Il y a quelques semaines, le Dr Sam Parnia a publié un nouveau mini-documentaire sur les expériences de mort imminente (EMI), pour lesquelles il a inventé un nouveau terme : REDs, pour « Recalled Experiences of Death » (expériences de mort rappelées). Son argument est que, physiologiquement, ces personnes n’étaient pas simplement proches de la mort, mais qu’elles sont réellement mortes et ensuite réanimées grâce à la technologie médicale moderne. En effet, définir la mort comme un état dont on ne peut jamais revenir est une question de convention ; c’est arbitraire et cela ignore la physiologie — la science — du processus. Je me sens donc à l’aise avec le terme RED.
Mais je m’écarte du sujet. L’objet de cet essai est de traiter d’une caractéristique commune aux REDS et aux expériences hors du corps (EHC) qui m’a toujours semblé extrêmement étrange : l’affirmation par les personnes ayant vécu ces expériences (expérienceur) qu’elles pouvaient percevoir le monde physique familier qui les entourait — à partir d’une perspective légèrement surélevée, comme un point de vue d’oiseau — pendant la période, par exemple, d’un arrêt cardiaque, comme si elles avaient encore des yeux et des oreilles en état de fonctionnement.
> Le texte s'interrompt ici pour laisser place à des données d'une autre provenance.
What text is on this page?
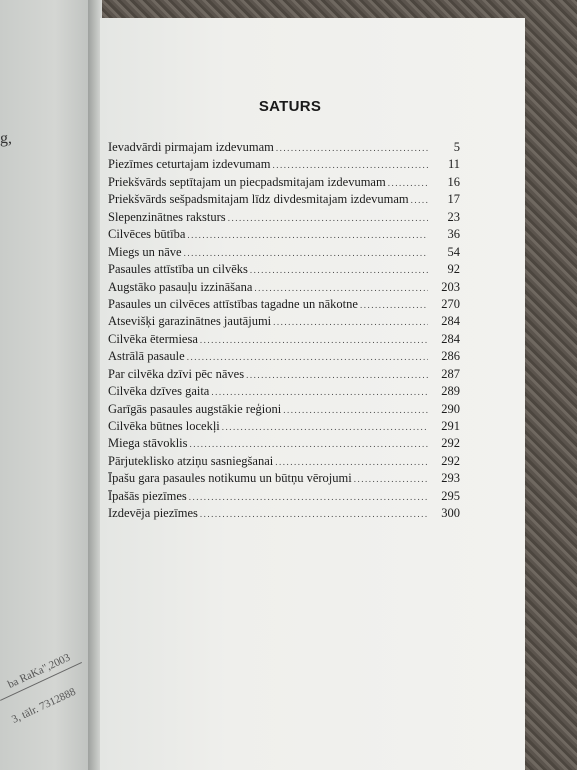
g,
ba RaKa",2003
3, tālr. 7312888
SATURS
Ievadvārdi pirmajam izdevumam .....	5
Piezīmes ceturtajam izdevumam .....	11
Priekšvārds septītajam un piecpadsmitajam izdevumam .....	16
Priekšvārds sešpadsmitajam līdz divdesmitajam izdevumam .....	17
Slepenzinātnes raksturs .....	23
Cilvēces būtība .....	36
Miegs un nāve .....	54
Pasaules attīstība un cilvēks .....	92
Augstāko pasauļu izzināšana .....	203
Pasaules un cilvēces attīstības tagadne un nākotne .....	270
Atsevišķi garazinātnes jautājumi .....	284
Cilvēka ētermiesa .....	284
Astrālā pasaule .....	286
Par cilvēka dzīvi pēc nāves .....	287
Cilvēka dzīves gaita .....	289
Garīgās pasaules augstākie reģioni .....	290
Cilvēka būtnes locekļi .....	291
Miega stāvoklis .....	292
Pārjuteklisko atziņu sasniegšanai .....	292
Īpašu gara pasaules notikumu un būtņu vērojumi .....	293
Īpašās piezīmes .....	295
Izdevēja piezīmes .....	300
Cela semble contraire à la logique, puisque l’évolution a nécessité des centaines de millions d’années d’adaptation minutieuse pour aboutir à la rétine et aux tympans. Et le fait que ces éléments soient nécessaires à la perception du monde est incontestable : en ce moment, si vous fermez vos yeux et vos oreilles, vous ne verrez et n’entendrez pratiquement rien. Alors comment un patient en arrêt cardiaque, allongé sur un lit d’hôpital, les yeux fermés, peut-il voir et entendre ce qui se passe dans les couloirs à l’extérieur de sa chambre ? Si l’on peut parfaitement voir et entendre sans avoir des yeux et des oreilles en état de marche, pourquoi en avons-nous besoin ? Pourquoi ne puis-je pas fermer les yeux maintenant et voir ce qui se passe au coin de ma rue ?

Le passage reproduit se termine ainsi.